Oven baked Malaysian style U.S. Potato casserole with chicken rendang meatloaf


  • 400gm Fresh U.S. Russet Potatoes
  • 100gm 3 cheese mixture (Parmesan, cheddar and mozzarella)
  • 50gm Unsalted Butter
  • 20gm Salt
  • 10gm Pepper

Rendang Chicken

  • 200gm Chicken minced
  • 50gm Rendang paste
  • 20gm Onion white (Small dice)
  • 20gm Carrot (Small dice)
  • 20gm Celery (Small dice)
  • 10ml Cooking oil


  1. Standby a medium size stock pot and add water. Cut the fresh U.S. Russet potatoes into cubes.

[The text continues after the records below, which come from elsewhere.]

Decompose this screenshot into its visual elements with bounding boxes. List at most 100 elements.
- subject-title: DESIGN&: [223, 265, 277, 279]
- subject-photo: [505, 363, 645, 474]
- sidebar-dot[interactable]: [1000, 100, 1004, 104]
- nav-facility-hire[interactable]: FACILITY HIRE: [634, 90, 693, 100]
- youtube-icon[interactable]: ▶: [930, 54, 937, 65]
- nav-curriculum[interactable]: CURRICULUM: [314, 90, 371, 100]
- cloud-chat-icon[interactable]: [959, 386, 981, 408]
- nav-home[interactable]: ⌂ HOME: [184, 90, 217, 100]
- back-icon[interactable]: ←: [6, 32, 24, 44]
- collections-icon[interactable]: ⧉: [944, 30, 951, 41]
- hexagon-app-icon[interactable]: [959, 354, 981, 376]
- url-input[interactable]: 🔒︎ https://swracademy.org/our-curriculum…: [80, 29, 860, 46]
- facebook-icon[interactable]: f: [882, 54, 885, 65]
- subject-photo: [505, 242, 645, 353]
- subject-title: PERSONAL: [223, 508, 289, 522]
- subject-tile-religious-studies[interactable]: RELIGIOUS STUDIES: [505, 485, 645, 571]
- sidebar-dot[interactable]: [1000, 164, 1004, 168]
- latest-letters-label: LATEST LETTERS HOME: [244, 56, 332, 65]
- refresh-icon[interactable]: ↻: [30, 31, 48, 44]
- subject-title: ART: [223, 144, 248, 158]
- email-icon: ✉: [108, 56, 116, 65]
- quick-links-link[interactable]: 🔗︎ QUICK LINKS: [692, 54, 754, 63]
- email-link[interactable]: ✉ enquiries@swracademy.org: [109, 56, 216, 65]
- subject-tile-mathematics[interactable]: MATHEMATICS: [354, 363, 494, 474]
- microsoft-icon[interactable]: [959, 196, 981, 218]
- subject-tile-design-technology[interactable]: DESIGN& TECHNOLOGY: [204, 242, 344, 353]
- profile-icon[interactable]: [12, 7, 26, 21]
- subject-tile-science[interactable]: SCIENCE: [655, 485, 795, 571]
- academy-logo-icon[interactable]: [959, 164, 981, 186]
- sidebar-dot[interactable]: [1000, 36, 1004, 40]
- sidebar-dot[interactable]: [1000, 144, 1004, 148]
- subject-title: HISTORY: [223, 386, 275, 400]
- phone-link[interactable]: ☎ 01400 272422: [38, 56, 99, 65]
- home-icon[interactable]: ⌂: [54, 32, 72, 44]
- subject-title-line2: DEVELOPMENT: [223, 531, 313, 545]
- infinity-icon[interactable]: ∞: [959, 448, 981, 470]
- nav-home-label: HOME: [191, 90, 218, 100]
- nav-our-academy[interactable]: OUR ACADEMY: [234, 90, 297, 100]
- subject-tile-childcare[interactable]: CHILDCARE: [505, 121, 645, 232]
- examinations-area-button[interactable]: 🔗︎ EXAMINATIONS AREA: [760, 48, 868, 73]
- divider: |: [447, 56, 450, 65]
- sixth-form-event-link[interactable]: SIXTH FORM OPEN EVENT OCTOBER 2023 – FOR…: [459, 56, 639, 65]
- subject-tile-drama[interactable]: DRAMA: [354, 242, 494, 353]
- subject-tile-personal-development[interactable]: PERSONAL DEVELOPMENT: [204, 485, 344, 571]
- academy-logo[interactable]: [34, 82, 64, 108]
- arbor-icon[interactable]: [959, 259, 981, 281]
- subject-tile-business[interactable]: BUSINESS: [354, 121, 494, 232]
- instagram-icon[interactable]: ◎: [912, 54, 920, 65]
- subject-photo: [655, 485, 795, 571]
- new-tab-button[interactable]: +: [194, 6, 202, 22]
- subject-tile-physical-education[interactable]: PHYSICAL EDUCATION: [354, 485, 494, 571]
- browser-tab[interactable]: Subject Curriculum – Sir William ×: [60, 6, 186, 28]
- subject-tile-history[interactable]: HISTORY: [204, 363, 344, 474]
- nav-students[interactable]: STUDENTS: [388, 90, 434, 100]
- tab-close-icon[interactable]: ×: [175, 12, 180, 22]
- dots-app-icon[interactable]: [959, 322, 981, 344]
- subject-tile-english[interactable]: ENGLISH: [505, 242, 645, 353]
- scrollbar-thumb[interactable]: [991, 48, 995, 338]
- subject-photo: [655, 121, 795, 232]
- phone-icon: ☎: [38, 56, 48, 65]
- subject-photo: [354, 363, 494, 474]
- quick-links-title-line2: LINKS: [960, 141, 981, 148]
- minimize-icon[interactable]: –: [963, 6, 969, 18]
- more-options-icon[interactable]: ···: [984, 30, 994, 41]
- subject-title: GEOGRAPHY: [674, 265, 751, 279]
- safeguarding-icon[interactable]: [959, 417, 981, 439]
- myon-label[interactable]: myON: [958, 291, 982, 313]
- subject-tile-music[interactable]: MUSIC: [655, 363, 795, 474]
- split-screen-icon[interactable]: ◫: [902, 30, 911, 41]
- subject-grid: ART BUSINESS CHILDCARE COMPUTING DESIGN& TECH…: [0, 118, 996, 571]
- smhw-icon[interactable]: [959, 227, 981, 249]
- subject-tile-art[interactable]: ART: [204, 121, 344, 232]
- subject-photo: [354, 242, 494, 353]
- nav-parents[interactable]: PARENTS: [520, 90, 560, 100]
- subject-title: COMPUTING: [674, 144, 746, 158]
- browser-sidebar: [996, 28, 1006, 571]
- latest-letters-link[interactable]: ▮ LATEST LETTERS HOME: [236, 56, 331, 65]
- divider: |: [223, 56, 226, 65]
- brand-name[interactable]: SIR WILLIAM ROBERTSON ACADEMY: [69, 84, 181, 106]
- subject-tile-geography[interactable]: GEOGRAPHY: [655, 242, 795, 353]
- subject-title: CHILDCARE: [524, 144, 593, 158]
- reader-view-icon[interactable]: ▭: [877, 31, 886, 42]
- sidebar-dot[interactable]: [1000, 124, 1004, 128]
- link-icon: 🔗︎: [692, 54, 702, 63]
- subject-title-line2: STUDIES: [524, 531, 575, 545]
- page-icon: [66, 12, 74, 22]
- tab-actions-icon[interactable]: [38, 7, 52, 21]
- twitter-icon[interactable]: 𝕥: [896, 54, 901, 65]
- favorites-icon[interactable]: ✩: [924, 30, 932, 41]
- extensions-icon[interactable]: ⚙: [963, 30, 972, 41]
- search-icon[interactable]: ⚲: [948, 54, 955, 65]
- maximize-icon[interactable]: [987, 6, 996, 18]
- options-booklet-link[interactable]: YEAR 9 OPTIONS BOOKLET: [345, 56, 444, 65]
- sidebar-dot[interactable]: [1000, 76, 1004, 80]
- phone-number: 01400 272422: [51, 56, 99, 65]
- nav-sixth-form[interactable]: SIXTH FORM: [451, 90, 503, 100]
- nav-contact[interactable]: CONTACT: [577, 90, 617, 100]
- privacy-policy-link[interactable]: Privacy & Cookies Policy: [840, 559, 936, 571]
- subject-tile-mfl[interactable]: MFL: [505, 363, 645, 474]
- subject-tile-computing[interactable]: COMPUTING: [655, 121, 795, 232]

Once the water is boiling, put the U.S. Russet potato cubes into the pot and boil for 15 minutes or until the U.S. potato cubes are soft and cooked. Drain the excess water and transfer the potato cubes into a mixing bowl.
  2. Mash the potato cubes in the mixing bowl before adding the unsalted butter, 3 grated cheeses, salt and pepper. Mix well.
  3. Standby a medium size nonstick pan and add oil. Once the oil is hot, sauté first the celery, carrot and onion. Next add the minced chicken and rendang paste. Cook for another 5 minutes and set aside.
  4. Standby a casserole pot. Brush some melted butter on the on the side and the surface of the casserole pot. Spread the rendang chicken evenly on the casserole pot. Next spread the next layer with the mashed potato mixture and spread evenly. Last but not least, add more of the 3 mixture cheeses for the last layer on top.
  5. Preheat the oven to 356°F (180°C). Baked the potato casserole for 20 minutes. Ready to serve.